Revista «Revolucion y Cultura» No. 1 1995

Fayad Jamis

Me parece verlo todavía en la mesa del cafetín de la rué de l’Odeon, adonde íbamos algunos domingos por la noche a comer perros calientes con papas fritas. Sin que nos hubiésemos puesto de acuerdo previamente, nos reuníamos allí porque, además de ser los frankfurtes y las pommes de terre más sabrosas de todo el barrio de Saint-Germain, también era el sitio más asequible a nuestros magros bolsillos en aquellos tiempos de la década de los cincuenta en París. Mientras esperá­bamos que el camarero, un suizo simpáti­co y afable, nos sirviera, el artista se ponía a dibujar en la superficie que tuviera a mano: una caja de fósforos, un cartoncito portavasos sobre el que reposaba la copa de un Beaujolais doblemente amable por­que satisfacía los requisitos de sabor, cuer­po y color para gourmets de limitadísima economía como la nuestra y que siempre nos acompañaba para diferenciar el do­mingo del resto de la semana.
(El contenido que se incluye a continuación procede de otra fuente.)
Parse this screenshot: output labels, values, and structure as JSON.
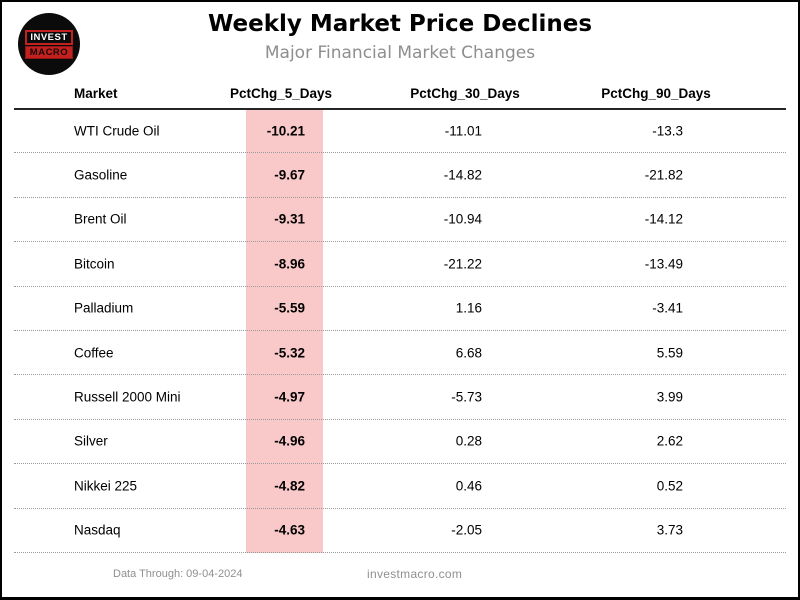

Y de sus manos, de las manos de Fayad Jamís, emergían catedrales, arabescos, aguas subterráneas, quiero decir, atisbos o minia­turas de lo que ya era su obra pictórica.

Más que un trabajo creador, daba la sensación, a medida que dibujaba con su pluma de tinta negra, que aquello era juego, divertimiento, scherzo. Sin embargo, el diálogo no se interrumpía entre nosotros y con Walterio Carbonell, que compartía a veces aquellos encuentros domingueros. Cuando no había un compromiso, una película o una obra de teatro de por medio, el palique continuaba unas pocas cuadras más allá, en el café Old Navy del boulevard Saint-Germain, ante un expreso fuerte y espumoso, aunque en ocasiones Fayad ordenaba una copa de vino blanco que iba paladeando entre una y otra réplica de la conversación. A veces, amigas y amigos latinoamericanos, franceses o cubanos se unían a nosotros, o nosotros a ellos, y el grupo animaba la noche.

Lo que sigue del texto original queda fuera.